Publicatieblad van de Europese Unie

C 45/39


Beroep ingesteld op 3 december 2013 — Rogesa/Commissie

(Zaak T-643/13)

2014/C 45/69

Procestaal: Duits

Partijen

Verzoekende partij: Rogesa Roheisengesellschaft Saar mbH (Dillingen, Duitsland) (vertegenwoordigers: S. Altenschmidt en P. Schütter, advocaten)

Verwerende partij: Europese Commissie

Conclusies

De verzoekende partij verzoekt het Gerecht:

het besluit van de Commissie van 25 september 2013 (GestDem nr. 2013/1504) nietig te verklaren;

de Commissie te verwijzen in de kosten van de procedure.

Middelen en voornaamste argumenten

Ter ondersteuning van haar beroep voert de verzoekende partij de hiernavolgende middelen aan.

1)

Recht van toegang tot de litigieuze stukken en niet-toepasselijkheid van de weigeringsgronden van artikel 4 van verordening nr. 1049/2001(1)

Verzoekster stelt dat het bestreden besluit schending oplevert van artikel 3, lid 1, van verordening nr. 1367/2006(2), juncto artikel 2, lid 1, van verordening nr. 1049/2001, aangezien zij een recht van toegang tot de door haar aangevraagde documenten kan doen gelden en de uitzonderingen op basis waarvan toegang kan worden geweigerd, niet van toepassing zijn.
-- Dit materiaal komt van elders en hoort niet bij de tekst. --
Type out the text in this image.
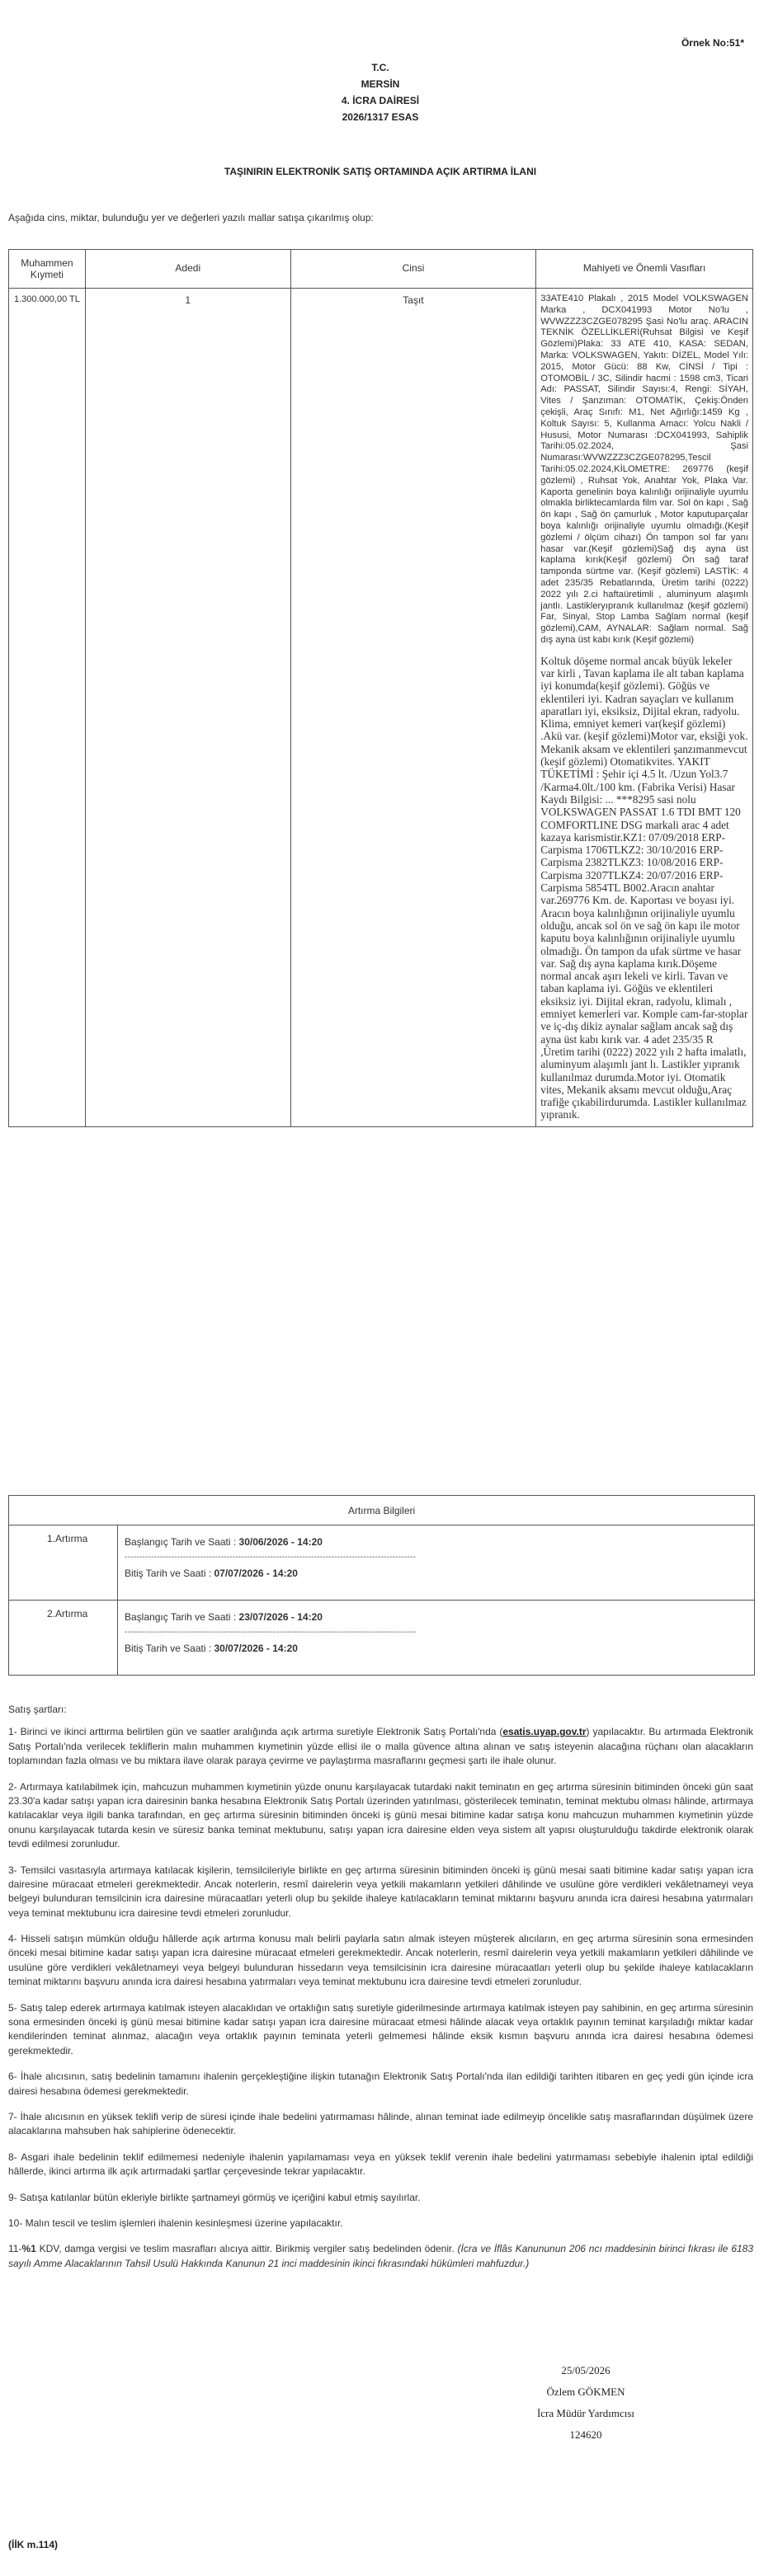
Örnek No:51*
T.C.
MERSİN
4. İCRA DAİRESİ
2026/1317 ESAS
TAŞINIRIN ELEKTRONİK SATIŞ ORTAMINDA AÇIK ARTIRMA İLANI
Aşağıda cins, miktar, bulunduğu yer ve değerleri yazılı mallar satışa çıkarılmış olup:
Muhammen Kıymeti	Adedi	Cinsi	Mahiyeti ve Önemli Vasıfları
1.300.000,00 TL	1	Taşıt	33ATE410 Plakalı , 2015 Model VOLKSWAGEN Marka , DCX041993 Motor No'lu , WVWZZZ3CZGE078295 Şasi No'lu araç. ARACIN TEKNİK ÖZELLİKLERİ(Ruhsat Bilgisi ve Keşif Gözlemi)Plaka: 33 ATE 410, KASA: SEDAN, Marka: VOLKSWAGEN, Yakıtı: DİZEL, Model Yılı: 2015, Motor Gücü: 88 Kw, CİNSİ / Tipi : OTOMOBİL / 3C, Silindir hacmi : 1598 cm3, Ticari Adı: PASSAT, Silindir Sayısı:4, Rengi: SİYAH, Vites / Şanzıman: OTOMATİK, Çekiş:Önden çekişli, Araç Sınıfı: M1, Net Ağırlığı:1459 Kg , Koltuk Sayısı: 5, Kullanma Amacı: Yolcu Nakli / Hususi, Motor Numarası :DCX041993, Sahiplik Tarihi:05.02.2024, Şasi Numarası:WVWZZZ3CZGE078295,Tescil Tarihi:05.02.2024,KİLOMETRE: 269776 (keşif gözlemi) , Ruhsat Yok, Anahtar Yok, Plaka Var. Kaporta genelinin boya kalınlığı orijinaliyle uyumlu olmakla birliktecamlarda film var. Sol ön kapı , Sağ ön kapı , Sağ ön çamurluk , Motor kaputuparçalar boya kalınlığı orijinaliyle uyumlu olmadığı.(Keşif gözlemi / ölçüm cihazı) Ön tampon sol far yanı hasar var.(Keşif gözlemi)Sağ dış ayna üst kaplama kırık(Keşif gözlemi) Ön sağ taraf tamponda sürtme var. (Keşif gözlemi) LASTİK: 4 adet 235/35 Rebatlarında, Üretim tarihi (0222) 2022 yılı 2.ci haftaüretimli , aluminyum alaşımlı jantlı. Lastikleryıpranık kullanılmaz (keşif gözlemi) Far, Sinyal, Stop Lamba Sağlam normal (keşif gözlemi),CAM, AYNALAR: Sağlam normal. Sağ dış ayna üst kabı kırık (Keşif gözlemi)
Koltuk döşeme normal ancak büyük lekeler var kirli , Tavan kaplama ile alt taban kaplama iyi konumda(keşif gözlemi). Göğüs ve eklentileri iyi. Kadran sayaçları ve kullanım aparatları iyi, eksiksiz, Dijital ekran, radyolu. Klima, emniyet kemeri var(keşif gözlemi) .Akü var. (keşif gözlemi)Motor var, eksiği yok. Mekanik aksam ve eklentileri şanzımanmevcut (keşif gözlemi) Otomatikvites. YAKIT TÜKETİMİ : Şehir içi 4.5 lt. /Uzun Yol3.7 /Karma4.0lt./100 km. (Fabrika Verisi) Hasar Kaydı Bilgisi: ... ***8295 sasi nolu VOLKSWAGEN PASSAT 1.6 TDI BMT 120 COMFORTLINE DSG markali arac 4 adet kazaya karismistir.KZ1: 07/09/2018 ERP-Carpisma 1706TLKZ2: 30/10/2016 ERP-Carpisma 2382TLKZ3: 10/08/2016 ERP-Carpisma 3207TLKZ4: 20/07/2016 ERP-Carpisma 5854TL B002.Aracın anahtar var.269776 Km. de. Kaportası ve boyası iyi. Aracın boya kalınlığının orijinaliyle uyumlu olduğu, ancak sol ön ve sağ ön kapı ile motor kaputu boya kalınlığının orijinaliyle uyumlu olmadığı. Ön tampon da ufak sürtme ve hasar var. Sağ dış ayna kaplama kırık.Döşeme normal ancak aşırı lekeli ve kirli. Tavan ve taban kaplama iyi. Göğüs ve eklentileri eksiksiz iyi. Dijital ekran, radyolu, klimalı , emniyet kemerleri var. Komple cam-far-stoplar ve iç-dış dikiz aynalar sağlam ancak sağ dış ayna üst kabı kırık var. 4 adet 235/35 R ,Üretim tarihi (0222) 2022 yılı 2 hafta imalatlı, aluminyum alaşımlı jant lı. Lastikler yıpranık kullanılmaz durumda.Motor iyi. Otomatik vites, Mekanik aksamı mevcut olduğu,Araç trafiğe çıkabilirdurumda. Lastikler kullanılmaz yıpranık.
Artırma Bilgileri
1.Artırma	Başlangıç Tarih ve Saati : 30/06/2026 - 14:20
----------------------------------------------------------------------------------------------------
Bitiş Tarih ve Saati : 07/07/2026 - 14:20
2.Artırma	Başlangıç Tarih ve Saati : 23/07/2026 - 14:20
----------------------------------------------------------------------------------------------------
Bitiş Tarih ve Saati : 30/07/2026 - 14:20

Satış şartları:

1- Birinci ve ikinci arttırma belirtilen gün ve saatler aralığında açık artırma suretiyle Elektronik Satış Portalı'nda (esatis.uyap.gov.tr) yapılacaktır. Bu artırmada Elektronik Satış Portalı'nda verilecek tekliflerin malın muhammen kıymetinin yüzde ellisi ile o malla güvence altına alınan ve satış isteyenin alacağına rüçhanı olan alacakların toplamından fazla olması ve bu miktara ilave olarak paraya çevirme ve paylaştırma masraflarını geçmesi şartı ile ihale olunur.

2- Artırmaya katılabilmek için, mahcuzun muhammen kıymetinin yüzde onunu karşılayacak tutardaki nakit teminatın en geç artırma süresinin bitiminden önceki gün saat 23.30'a kadar satışı yapan icra dairesinin banka hesabına Elektronik Satış Portalı üzerinden yatırılması, gösterilecek teminatın, teminat mektubu olması hâlinde, artırmaya katılacaklar veya ilgili banka tarafından, en geç artırma süresinin bitiminden önceki iş günü mesai bitimine kadar satışa konu mahcuzun muhammen kıymetinin yüzde onunu karşılayacak tutarda kesin ve süresiz banka teminat mektubunu, satışı yapan icra dairesine elden veya sistem alt yapısı oluşturulduğu takdirde elektronik olarak tevdi edilmesi zorunludur.

3- Temsilci vasıtasıyla artırmaya katılacak kişilerin, temsilcileriyle birlikte en geç artırma süresinin bitiminden önceki iş günü mesai saati bitimine kadar satışı yapan icra dairesine müracaat etmeleri gerekmektedir. Ancak noterlerin, resmî dairelerin veya yetkili makamların yetkileri dâhilinde ve usulüne göre verdikleri vekâletnameyi veya belgeyi bulunduran temsilcinin icra dairesine müracaatları yeterli olup bu şekilde ihaleye katılacakların teminat miktarını başvuru anında icra dairesi hesabına yatırmaları veya teminat mektubunu icra dairesine tevdi etmeleri zorunludur.

4- Hisseli satışın mümkün olduğu hâllerde açık artırma konusu malı belirli paylarla satın almak isteyen müşterek alıcıların, en geç artırma süresinin sona ermesinden önceki mesai bitimine kadar satışı yapan icra dairesine müracaat etmeleri gerekmektedir. Ancak noterlerin, resmî dairelerin veya yetkili makamların yetkileri dâhilinde ve usulüne göre verdikleri vekâletnameyi veya belgeyi bulunduran hissedarın veya temsilcisinin icra dairesine müracaatları yeterli olup bu şekilde ihaleye katılacakların teminat miktarını başvuru anında icra dairesi hesabına yatırmaları veya teminat mektubunu icra dairesine tevdi etmeleri zorunludur.

5- Satış talep ederek artırmaya katılmak isteyen alacaklıdan ve ortaklığın satış suretiyle giderilmesinde artırmaya katılmak isteyen pay sahibinin, en geç artırma süresinin sona ermesinden önceki iş günü mesai bitimine kadar satışı yapan icra dairesine müracaat etmesi hâlinde alacak veya ortaklık payının teminat karşıladığı miktar kadar kendilerinden teminat alınmaz, alacağın veya ortaklık payının teminata yeterli gelmemesi hâlinde eksik kısmın başvuru anında icra dairesi hesabına ödemesi gerekmektedir.

6- İhale alıcısının, satış bedelinin tamamını ihalenin gerçekleştiğine ilişkin tutanağın Elektronik Satış Portalı'nda ilan edildiği tarihten itibaren en geç yedi gün içinde icra dairesi hesabına ödemesi gerekmektedir.

7- İhale alıcısının en yüksek teklifi verip de süresi içinde ihale bedelini yatırmaması hâlinde, alınan teminat iade edilmeyip öncelikle satış masraflarından düşülmek üzere alacaklarına mahsuben hak sahiplerine ödenecektir.

8- Asgari ihale bedelinin teklif edilmemesi nedeniyle ihalenin yapılamaması veya en yüksek teklif verenin ihale bedelini yatırmaması sebebiyle ihalenin iptal edildiği hâllerde, ikinci artırma ilk açık artırmadaki şartlar çerçevesinde tekrar yapılacaktır.

9- Satışa katılanlar bütün ekleriyle birlikte şartnameyi görmüş ve içeriğini kabul etmiş sayılırlar.

10- Malın tescil ve teslim işlemleri ihalenin kesinleşmesi üzerine yapılacaktır.

11-%1 KDV, damga vergisi ve teslim masrafları alıcıya aittir. Birikmiş vergiler satış bedelinden ödenir. (İcra ve İflâs Kanununun 206 ncı maddesinin birinci fıkrası ile 6183 sayılı Amme Alacaklarının Tahsil Usulü Hakkında Kanunun 21 inci maddesinin ikinci fıkrasındaki hükümleri mahfuzdur.)

25/05/2026
Özlem GÖKMEN
İcra Müdür Yardımcısı
124620
(İİK m.114)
Volgens verzoekster bevatten de aangevraagde documenten geen commercieel gevoelige gegevens in de zin van artikel 4, lid 2, eerste streepje, van verordening nr. 1049/2001 en gebiedt een hoger openbaar belang hoe dan ook openbaarmaking ervan.

Verzoekster betoogt tevens dat evenmin sprake is van de uitzondering van artikel 4, lid 3, van verordening nr. 1049/2001, aangezien het door de Commissie aangevoerde besluitvormingsproces was beëindigd op het tijdstip waarop het bestreden besluit is vastgesteld. Het betrokken besluit van de Commissie (2013/448/EU) dateert reeds van 5 september 2013.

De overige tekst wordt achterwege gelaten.